Pulmonary tuberculosis is by far the most common manifestation of TB witnessed throughout the Stannington records. Prior to the development and use of any effective antibiotic treatments the most common form of intervention was the induction of an artificial pneumothorax. Many of the different treatments employed to treat TB of all types at this time were based on the principles of resting and isolating the affected area, and the thinking behind artificial pneumothorax treatment was no different.
A needle would be inserted through the chest wall to allow for the insertion of air into the pleural cavity. The amount of air inserted would depend on the size of the patient as well as how much the physician in charge though the patient could realistically manage in one go and how quickly they wished the lung to collapse. Once inserted the pressure from the air would force the lung to collapse in on itself and to cease functioning properly. The entire lung would not necessarily be collapsed at once, either because it wasn’t necessary for treatment or because fibrotic adhesions between the lung and the chest wall as a result of the disease prevented it from doing so. Where only part of the lung was affected it would not be desirable to collapse the whole lung and in such instances just one lobe might be collapse. Bilateral artificial pneumothorax was also a possibility, whereby part of both lungs would be collapsed at the same time. A state of collapse could be maintained for a period of months or even years and required the patient to undergo regular refills of air in order to do so.
A great number of radiographic illustrations of the progression of a collapse are available in the Stannington collection. One patient, 2/1946, has a large amount of radiographs taken over a period of two years which demonstrate the change in the lung from admission and through the progressive stages of lung collapse.
Patient 2/1946 was female an age15 when she was admitted to Stannington on 21 June 1945 with pulmonary TB stage 3, at which point her sputum tested positive for TB also. A report on an x-ray taken pre-admission reads:
‘Right lung shows several active foci beginning to coalesce. There is extensive infiltration in the upper zone & suspicious blotchy areas in the middle zone. A small calcified opacity in the right lower zone. The left lung shows infiltration in the middle zone. The upper zone and apex are clear. Early active foci are noticeable in both lungs in the affected areas.’

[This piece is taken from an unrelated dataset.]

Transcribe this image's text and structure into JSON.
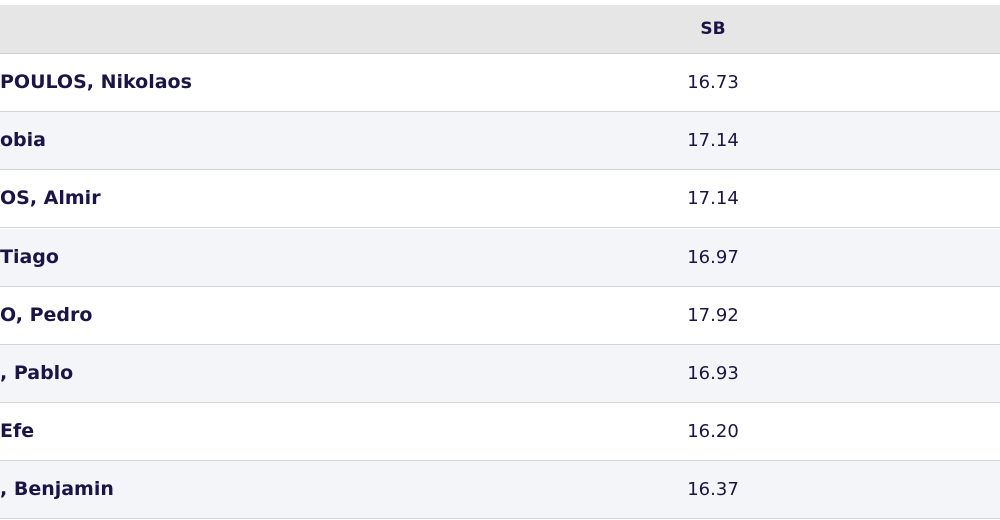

Figure 1 was the first x-ray taken after admission on 25 June 1945 being three weeks later than the one reported above. Observations on this x-ray note:
‘Scattered foci in right upper zone. One definite cavity. Increased bronchial marking at both bases.’

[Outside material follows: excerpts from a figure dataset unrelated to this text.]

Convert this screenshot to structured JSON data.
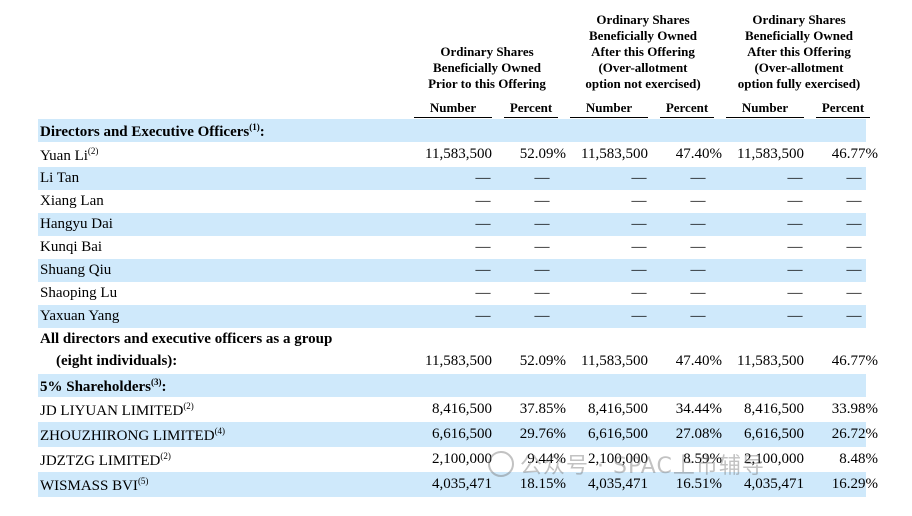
{
  "header": {
    "groups": [
      {
        "lines": [
          "Ordinary Shares",
          "Beneficially Owned",
          "Prior to this Offering"
        ]
      },
      {
        "lines": [
          "Ordinary Shares",
          "Beneficially Owned",
          "After this Offering",
          "(Over-allotment",
          "option not exercised)"
        ]
      },
      {
        "lines": [
          "Ordinary Shares",
          "Beneficially Owned",
          "After this Offering",
          "(Over-allotment",
          "option fully exercised)"
        ]
      }
    ],
    "sub": [
      "Number",
      "Percent",
      "Number",
      "Percent",
      "Number",
      "Percent"
    ]
  },
  "rows": [
    {
      "label": "Directors and Executive Officers",
      "sup": "(1)",
      "suffix": ":",
      "bold": true,
      "values": null
    },
    {
      "label": "Yuan Li",
      "sup": "(2)",
      "values": [
        "11,583,500",
        "52.09%",
        "11,583,500",
        "47.40%",
        "11,583,500",
        "46.77%"
      ]
    },
    {
      "label": "Li Tan",
      "values": [
        "—",
        "—",
        "—",
        "—",
        "—",
        "—"
      ]
    },
    {
      "label": "Xiang Lan",
      "values": [
        "—",
        "—",
        "—",
        "—",
        "—",
        "—"
      ]
    },
    {
      "label": "Hangyu Dai",
      "values": [
        "—",
        "—",
        "—",
        "—",
        "—",
        "—"
      ]
    },
    {
      "label": "Kunqi Bai",
      "values": [
        "—",
        "—",
        "—",
        "—",
        "—",
        "—"
      ]
    },
    {
      "label": "Shuang Qiu",
      "values": [
        "—",
        "—",
        "—",
        "—",
        "—",
        "—"
      ]
    },
    {
      "label": "Shaoping Lu",
      "values": [
        "—",
        "—",
        "—",
        "—",
        "—",
        "—"
      ]
    },
    {
      "label": "Yaxuan Yang",
      "values": [
        "—",
        "—",
        "—",
        "—",
        "—",
        "—"
      ]
    },
    {
      "label": "All directors and executive officers as a group",
      "label2": "(eight individuals):",
      "bold": true,
      "values": [
        "11,583,500",
        "52.09%",
        "11,583,500",
        "47.40%",
        "11,583,500",
        "46.77%"
      ]
    },
    {
      "label": "5% Shareholders",
      "sup": "(3)",
      "suffix": ":",
      "bold": true,
      "values": null
    },
    {
      "label": "JD LIYUAN LIMITED",
      "sup": "(2)",
      "values": [
        "8,416,500",
        "37.85%",
        "8,416,500",
        "34.44%",
        "8,416,500",
        "33.98%"
      ]
    },
    {
      "label": "ZHOUZHIRONG LIMITED",
      "sup": "(4)",
      "values": [
        "6,616,500",
        "29.76%",
        "6,616,500",
        "27.08%",
        "6,616,500",
        "26.72%"
      ]
    },
    {
      "label": "JDZTZG LIMITED",
      "sup": "(2)",
      "values": [
        "2,100,000",
        "9.44%",
        "2,100,000",
        "8.59%",
        "2,100,000",
        "8.48%"
      ]
    },
    {
      "label": "WISMASS BVI",
      "sup": "(5)",
      "values": [
        "4,035,471",
        "18.15%",
        "4,035,471",
        "16.51%",
        "4,035,471",
        "16.29%"
      ]
    }
  ],
  "watermark": {
    "text": "公众号 · SPAC上市辅导"
  }
}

It was quickly decided that and artificial pneumothorax should be induced on the right side and this took place on 16 Aug 1945. Figure 2 taken later on that month shows the initial results of the artificial pneumothorax. The black area along the lateral side of the right lung is evidence of the air that has been inserted and the lung has begun to compress.

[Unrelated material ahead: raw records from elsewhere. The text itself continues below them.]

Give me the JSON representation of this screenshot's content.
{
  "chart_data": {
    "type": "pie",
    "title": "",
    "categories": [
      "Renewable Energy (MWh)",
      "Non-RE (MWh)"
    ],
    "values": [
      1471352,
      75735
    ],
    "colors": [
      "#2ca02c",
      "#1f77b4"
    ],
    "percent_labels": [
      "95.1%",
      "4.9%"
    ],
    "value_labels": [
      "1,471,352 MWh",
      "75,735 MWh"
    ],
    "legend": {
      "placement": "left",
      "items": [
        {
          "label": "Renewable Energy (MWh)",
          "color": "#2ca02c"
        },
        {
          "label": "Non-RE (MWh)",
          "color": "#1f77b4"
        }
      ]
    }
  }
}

The collapse was maintained well into 1947 which involved her having refills of air every two weeks throughout this period. For the first three months she received refills of 200-300ccs of air at a time, progressing to 400ccs the month after, and then eventually 500-600ccs at a time. Figures 3-6 show the progression of the artificial pneumothorax as more air is inserted and the lung collapses further. Over time we can see that the cavity in the right mid zone collapses and closes, one of the main aims of the treatment. In early June 1946 a procedure was performed to divide adhesions between the lung and the chest wall which allowed the collapse to progress further. She was discharged in June 1947 with her condition described as improved.